Important machine learning equations

(chizkidd.github.io)

302 points sebg | 1 comments | 28 Aug 25 11:38 UTC | HN request time: 1.154s | source

Show context

cl3misch ◴[28 Aug 25 12:21 UTC] No.45051286[source]▶

In the entropy implementation:

    return -np.sum(p * np.log(p, where=p > 0))

Using `where` in ufuncs like log results in the output being uninitialized (undefined) at the locations where the condition is not met. Summing over that array will return incorrect results for sure.

Better would be e.g.

    return -np.sum((p * np.log(p))[p > 0])

Also, the cross entropy code doesn't match the equation. And, as explained in the comment below the post, Ax+b is not a linear operation but affine (because of the +b).

Overall it seems like an imprecise post to me. Not bad, but not stringent enough to serve as a reference.

replies(1): >>45051423 #

jpcompartir ◴[28 Aug 25 12:38 UTC] No.45051423[source]▶

>>45051286 #

I would echo some caution if using as a reference, as in another blog the writer states:

"Backpropagation, often referred to as “backward propagation of errors,” is the cornerstone of training deep neural networks. It is a supervised learning algorithm that optimizes the weights and biases of a neural network to minimize the error between predicted and actual outputs.."
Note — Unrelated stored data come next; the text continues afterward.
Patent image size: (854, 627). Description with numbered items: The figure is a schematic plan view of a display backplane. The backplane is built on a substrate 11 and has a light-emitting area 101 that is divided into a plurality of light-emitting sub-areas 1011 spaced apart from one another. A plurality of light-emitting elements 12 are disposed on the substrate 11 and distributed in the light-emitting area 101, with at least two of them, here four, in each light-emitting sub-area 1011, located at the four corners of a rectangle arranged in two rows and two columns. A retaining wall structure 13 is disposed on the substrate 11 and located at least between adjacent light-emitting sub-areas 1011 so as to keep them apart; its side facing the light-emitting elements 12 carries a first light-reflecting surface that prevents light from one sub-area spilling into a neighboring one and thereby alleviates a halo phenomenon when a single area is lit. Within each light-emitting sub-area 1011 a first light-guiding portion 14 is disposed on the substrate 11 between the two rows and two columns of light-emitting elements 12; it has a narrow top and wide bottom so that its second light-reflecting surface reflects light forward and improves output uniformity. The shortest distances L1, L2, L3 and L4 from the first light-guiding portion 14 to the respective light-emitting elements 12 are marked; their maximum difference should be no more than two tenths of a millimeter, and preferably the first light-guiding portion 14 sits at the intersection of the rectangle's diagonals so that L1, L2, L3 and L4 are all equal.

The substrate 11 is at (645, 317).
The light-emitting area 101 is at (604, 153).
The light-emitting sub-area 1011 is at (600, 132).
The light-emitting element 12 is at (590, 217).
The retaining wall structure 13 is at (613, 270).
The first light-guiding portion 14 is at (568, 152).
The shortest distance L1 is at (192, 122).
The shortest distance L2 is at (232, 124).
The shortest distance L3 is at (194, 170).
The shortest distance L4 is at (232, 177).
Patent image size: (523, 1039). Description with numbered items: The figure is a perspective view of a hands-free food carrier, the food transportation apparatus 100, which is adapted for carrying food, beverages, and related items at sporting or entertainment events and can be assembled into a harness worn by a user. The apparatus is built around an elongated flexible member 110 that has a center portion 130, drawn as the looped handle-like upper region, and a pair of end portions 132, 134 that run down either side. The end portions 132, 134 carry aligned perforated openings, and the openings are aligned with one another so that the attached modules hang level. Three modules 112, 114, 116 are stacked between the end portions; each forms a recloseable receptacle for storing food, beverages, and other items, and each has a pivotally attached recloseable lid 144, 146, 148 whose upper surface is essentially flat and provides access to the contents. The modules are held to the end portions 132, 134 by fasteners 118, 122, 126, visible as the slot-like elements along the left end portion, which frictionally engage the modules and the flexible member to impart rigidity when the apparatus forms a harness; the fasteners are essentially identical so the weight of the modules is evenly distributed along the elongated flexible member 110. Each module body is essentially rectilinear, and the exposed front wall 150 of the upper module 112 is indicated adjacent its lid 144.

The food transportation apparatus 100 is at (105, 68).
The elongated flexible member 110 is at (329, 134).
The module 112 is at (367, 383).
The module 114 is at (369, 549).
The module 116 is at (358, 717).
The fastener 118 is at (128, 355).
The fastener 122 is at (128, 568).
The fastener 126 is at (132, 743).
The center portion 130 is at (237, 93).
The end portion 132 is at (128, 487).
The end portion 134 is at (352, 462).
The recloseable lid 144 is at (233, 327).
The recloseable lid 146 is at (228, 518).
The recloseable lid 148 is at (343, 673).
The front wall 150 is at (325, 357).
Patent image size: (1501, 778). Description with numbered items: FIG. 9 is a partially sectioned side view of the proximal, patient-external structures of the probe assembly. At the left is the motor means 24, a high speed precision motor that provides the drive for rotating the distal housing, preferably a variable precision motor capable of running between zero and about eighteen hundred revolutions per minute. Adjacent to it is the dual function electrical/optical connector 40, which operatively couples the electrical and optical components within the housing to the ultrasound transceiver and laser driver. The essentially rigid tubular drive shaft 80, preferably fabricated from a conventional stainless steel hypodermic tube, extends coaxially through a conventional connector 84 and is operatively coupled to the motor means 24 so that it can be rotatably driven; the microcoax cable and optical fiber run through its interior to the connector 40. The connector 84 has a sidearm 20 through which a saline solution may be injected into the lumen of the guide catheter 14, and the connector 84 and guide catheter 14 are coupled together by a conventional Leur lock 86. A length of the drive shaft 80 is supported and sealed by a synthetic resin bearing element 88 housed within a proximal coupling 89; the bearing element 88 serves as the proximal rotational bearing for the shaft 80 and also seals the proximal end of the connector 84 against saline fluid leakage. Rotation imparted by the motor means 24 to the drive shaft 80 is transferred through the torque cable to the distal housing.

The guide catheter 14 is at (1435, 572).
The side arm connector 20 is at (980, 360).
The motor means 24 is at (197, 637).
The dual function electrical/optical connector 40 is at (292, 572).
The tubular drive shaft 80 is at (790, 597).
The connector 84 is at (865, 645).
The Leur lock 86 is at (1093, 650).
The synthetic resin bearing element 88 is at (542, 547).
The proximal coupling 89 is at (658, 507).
https://chizkidd.github.io/2025/05/30/backpropagation/

backpropagation is a supervised machine learning algorithm, pardon?

replies(1): >>45051573 #

cl3misch ◴[28 Aug 25 12:52 UTC] No.45051573[source]▶

>>45051423 #

I actually see this a lot: confusing backpropagation with gradient descent (or any optimizer). Backprop is just a way to compute the gradients of the weights with respect to the cost function, not an algorithm to minimize the cost function wrt. the weights.

I guess giving the (mathematically) simple principle of computing a gradient with the chain rule the fancy name "backpropagation" comes from the early days of AI where the computers were much less powerful and this seemed less obvious?

replies(2): >>45052206 #>>45052222 #

1. imtringued ◴[28 Aug 25 13:53 UTC] No.45052222[source]▶

>>45051573 #

The German Wikipedia article makes the same mistake and it is quite infuriating.

↑